Through his years of service as a minister, activist and civil rights leader, Dr. King made it his goal to educate people on the benefits of working together, loving each other and helping those in need. He knew the struggle that was ahead, but decided to press on. For if it was easy, it would not have been worth pursuing.


As we go through this day and come closer to February (Black History Month), remember the fight of those who came before and the path they have made. Continue to work with those who battle against you and encourage the ones who seem lost along the way. Bringing others to the top is more rewarding than going on your own.



Tuesday, January 14, 2014

The Shatter Zone


Sunday night I was watching TV when I heard a roll and crash come from the kitchen. Based upon the sound, I figured it was a piece of glassware that had fallen and broken. Upon entering the kitchen my assumption was confirmed, as broken glass was seen on the floor. I proceeded to sweep together the pieces from an area, I figured, covered the "shatter zone." About an hour later I again walked through the kitchen to the bathroom, and upon my return heard a cracking sound under my foot. Thankfully I had on some slippers, as I had just stepped on another piece of glass. This surprised me, as this piece of glass was way out of the "shatter zone," or so I thought. Then it hit me...

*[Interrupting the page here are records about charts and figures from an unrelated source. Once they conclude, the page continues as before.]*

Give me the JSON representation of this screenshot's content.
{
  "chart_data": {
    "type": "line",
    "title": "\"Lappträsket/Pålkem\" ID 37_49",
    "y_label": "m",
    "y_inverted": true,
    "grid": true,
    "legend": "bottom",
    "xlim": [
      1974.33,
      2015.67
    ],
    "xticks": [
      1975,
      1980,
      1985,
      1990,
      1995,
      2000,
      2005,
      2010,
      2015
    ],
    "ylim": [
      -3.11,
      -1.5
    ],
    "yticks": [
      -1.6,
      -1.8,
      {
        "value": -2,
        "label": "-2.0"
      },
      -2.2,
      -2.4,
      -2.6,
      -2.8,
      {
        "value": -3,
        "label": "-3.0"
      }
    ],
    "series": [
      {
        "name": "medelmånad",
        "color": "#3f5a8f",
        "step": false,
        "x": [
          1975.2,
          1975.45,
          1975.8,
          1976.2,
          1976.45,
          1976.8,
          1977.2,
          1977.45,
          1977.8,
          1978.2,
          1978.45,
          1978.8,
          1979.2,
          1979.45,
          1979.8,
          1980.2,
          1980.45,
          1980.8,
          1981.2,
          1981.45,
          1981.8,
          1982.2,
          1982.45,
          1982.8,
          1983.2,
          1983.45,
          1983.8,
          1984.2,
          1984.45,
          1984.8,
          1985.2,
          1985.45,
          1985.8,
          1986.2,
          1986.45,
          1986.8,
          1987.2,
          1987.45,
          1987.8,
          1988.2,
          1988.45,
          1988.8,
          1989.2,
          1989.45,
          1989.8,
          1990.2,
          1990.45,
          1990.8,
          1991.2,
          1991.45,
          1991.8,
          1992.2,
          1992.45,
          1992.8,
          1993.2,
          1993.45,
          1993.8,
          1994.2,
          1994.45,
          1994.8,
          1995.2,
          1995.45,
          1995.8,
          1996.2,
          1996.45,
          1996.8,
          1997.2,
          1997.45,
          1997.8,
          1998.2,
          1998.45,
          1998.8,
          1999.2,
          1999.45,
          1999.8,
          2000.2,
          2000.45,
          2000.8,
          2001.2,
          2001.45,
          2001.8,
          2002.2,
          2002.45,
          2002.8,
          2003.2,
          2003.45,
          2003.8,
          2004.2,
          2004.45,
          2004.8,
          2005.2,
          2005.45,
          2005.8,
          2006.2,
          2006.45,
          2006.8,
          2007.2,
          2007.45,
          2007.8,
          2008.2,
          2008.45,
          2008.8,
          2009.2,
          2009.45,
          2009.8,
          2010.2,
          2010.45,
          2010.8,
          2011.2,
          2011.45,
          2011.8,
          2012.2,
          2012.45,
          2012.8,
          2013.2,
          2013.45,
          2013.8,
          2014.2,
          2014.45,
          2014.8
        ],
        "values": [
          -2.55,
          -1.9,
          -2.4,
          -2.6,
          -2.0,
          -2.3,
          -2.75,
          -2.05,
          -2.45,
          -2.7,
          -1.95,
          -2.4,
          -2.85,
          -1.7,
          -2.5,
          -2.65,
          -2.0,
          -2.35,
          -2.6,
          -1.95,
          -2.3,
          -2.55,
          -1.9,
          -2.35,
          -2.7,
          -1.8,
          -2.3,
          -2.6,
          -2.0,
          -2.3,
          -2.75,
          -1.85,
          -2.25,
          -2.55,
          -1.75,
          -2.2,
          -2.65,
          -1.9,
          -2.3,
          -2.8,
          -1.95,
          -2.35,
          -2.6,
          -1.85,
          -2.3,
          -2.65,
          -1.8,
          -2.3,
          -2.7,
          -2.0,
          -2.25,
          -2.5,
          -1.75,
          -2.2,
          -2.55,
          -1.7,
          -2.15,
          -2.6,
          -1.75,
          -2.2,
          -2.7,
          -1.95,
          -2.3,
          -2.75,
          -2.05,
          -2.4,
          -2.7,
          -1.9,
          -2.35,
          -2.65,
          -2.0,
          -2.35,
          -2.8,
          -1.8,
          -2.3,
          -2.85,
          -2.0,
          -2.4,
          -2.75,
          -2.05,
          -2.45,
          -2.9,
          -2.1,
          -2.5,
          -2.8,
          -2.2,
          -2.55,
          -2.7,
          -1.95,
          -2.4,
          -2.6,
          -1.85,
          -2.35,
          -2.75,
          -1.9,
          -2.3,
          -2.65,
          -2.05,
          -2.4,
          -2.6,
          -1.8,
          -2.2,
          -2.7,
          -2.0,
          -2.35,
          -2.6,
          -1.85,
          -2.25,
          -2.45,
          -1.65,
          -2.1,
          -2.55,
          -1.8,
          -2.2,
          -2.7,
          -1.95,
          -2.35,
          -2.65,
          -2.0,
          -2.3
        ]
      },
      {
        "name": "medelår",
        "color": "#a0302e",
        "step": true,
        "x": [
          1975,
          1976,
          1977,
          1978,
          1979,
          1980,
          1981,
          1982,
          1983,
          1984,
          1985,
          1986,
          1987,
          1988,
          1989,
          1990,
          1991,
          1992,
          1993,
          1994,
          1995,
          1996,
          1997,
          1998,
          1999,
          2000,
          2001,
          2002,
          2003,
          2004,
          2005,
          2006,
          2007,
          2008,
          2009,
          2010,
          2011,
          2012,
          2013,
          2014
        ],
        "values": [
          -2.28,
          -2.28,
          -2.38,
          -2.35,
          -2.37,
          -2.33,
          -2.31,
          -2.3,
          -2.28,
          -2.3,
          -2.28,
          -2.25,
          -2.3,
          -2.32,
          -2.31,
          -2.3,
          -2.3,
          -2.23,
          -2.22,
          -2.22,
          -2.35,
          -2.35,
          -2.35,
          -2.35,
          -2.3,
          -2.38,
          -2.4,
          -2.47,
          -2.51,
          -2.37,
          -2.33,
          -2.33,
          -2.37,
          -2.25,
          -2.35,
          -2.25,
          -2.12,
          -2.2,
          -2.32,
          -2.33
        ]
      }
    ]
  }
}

At times we do and/or say things to others, not always considering the full extent of our actions or words. We say, "it's not that serious or "what are you so upset about," forgetting that our feelings can not be used to measure the feelings of others. We all feel and act differently to situations. A West Indian adage says, "what is joke to you, is death to me." It is important that we remember this as we go through each day and during our interactions with friends and strangers alike.

Just like the broken glass, remember, not everything falls within the "shatter zone."